A few months ago, after being on the receiving end of conversation-distraction, I started mentally fuming. About halfway through my internal rant, God pricked my spirit with a gentle yet clear reminder of how many times I’d done the same to Him. Of how many times I’ve either ignored His soft voice or checked out in the middle of prayer.
Then there have been times when I heard Him but acted as if I hadn’t. Especially if He was calling me to do something frightening or difficult.
That was how I responded when I first sensed the call to write. God had made Himself incredibly clear–He wanted me to write, full time, for Him. With no guarantee of publication. For all I knew, every word I typed could remain, forever, locked within my keyboard.
But that wasn’t what bothered me most. What made me queasy was the realization that should God expand my reach, readers would potentially learn of my shameful past.
So I told God no.
Not outright.

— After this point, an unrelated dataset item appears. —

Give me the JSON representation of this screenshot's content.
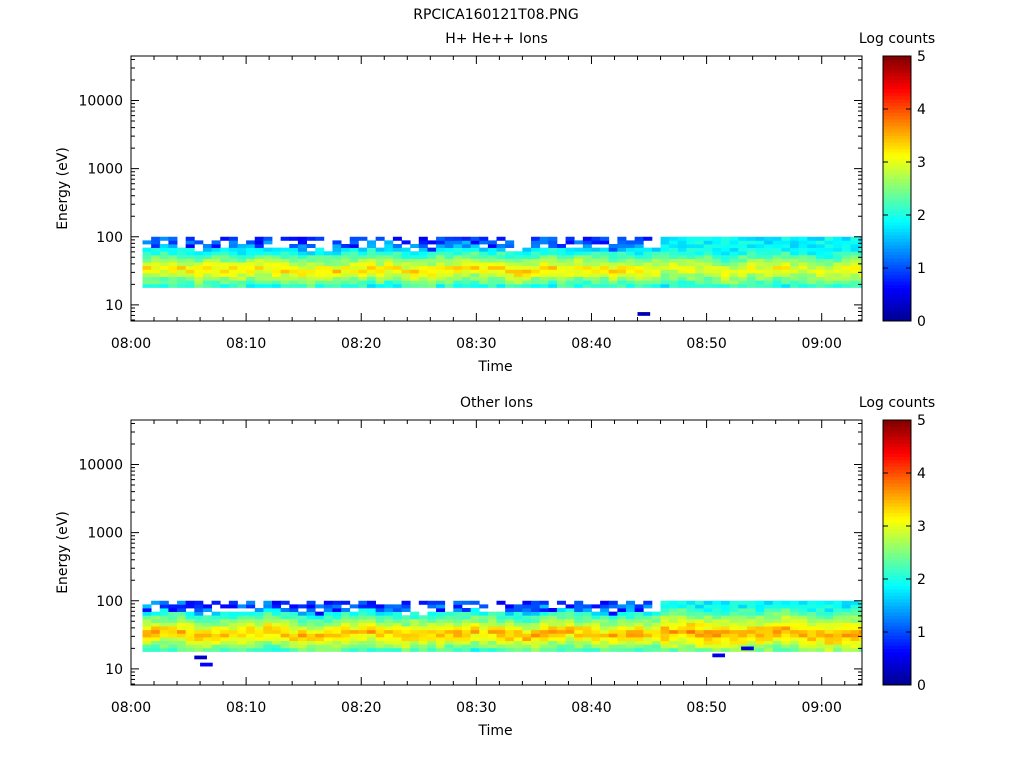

I wasn’t that … openly rebellious. Rather, I pretended not to hear. I asked for clarification, then confirmation, then more clarification.
But I knew what God wanted, and Scripture says, “Remember, it is sin to know what you ought to do and then not do it” (James 4:17).
“That is why the Holy Spirit says, ‘Today when you hear His voice, do not harden your hearts as Israel did when they rebelled, when they tested Me in the wilderness'” (Hebrews 3:7-8).
I experienced divine silence for about a year, until one day, I’d had enough. I knew, regardless of what lay ahead, I couldn’t live without experiencing God’s daily presence.
I can’t imagine what it felt like for the Israelites to endure 400 years of divine silence. By the time John the Baptist came on the scene, everyone was anxiously awaiting the prophet who would foretell the coming of the Savior. That was John’s role–to proclaim the arrival of Christ and help prepare people’s hearts to receive Him.
As Isaiah, an Old Testament prophet said, speaking of John, “He is a voice shouting in the wilderness, ‘Prepare the way for the Lord’s coming! Clear the road for Him! The valleys will be filled, and the mountains and hills made level. The curves will be straightened, and the rough places made smooth'” (Luke 3:4b-5 NLT).
In this passage, Isaiah is making an analogy for how John would “prepare the way” for the coming Lord by helping remove the obstacles, such as sin and hard-heartedness, that could keep the people of Israel from receiving God’s salvation message.
Each day, countless roadblocks distract me and dull my hearing. Therefore, I need to regularly quiet my thoughts and my heart so that I can rest in God’s presence and hear, truly hear, what He’s wanting to say.
What about you? What are your typical “hearing road blocks” and what are some ways you counter them? Consider this statement: The more we respond to God’s voice, the better we’re able to hear Him. The more we ignore His voice, the more dulled our hearing becomes. Do you agree or disagree, and why?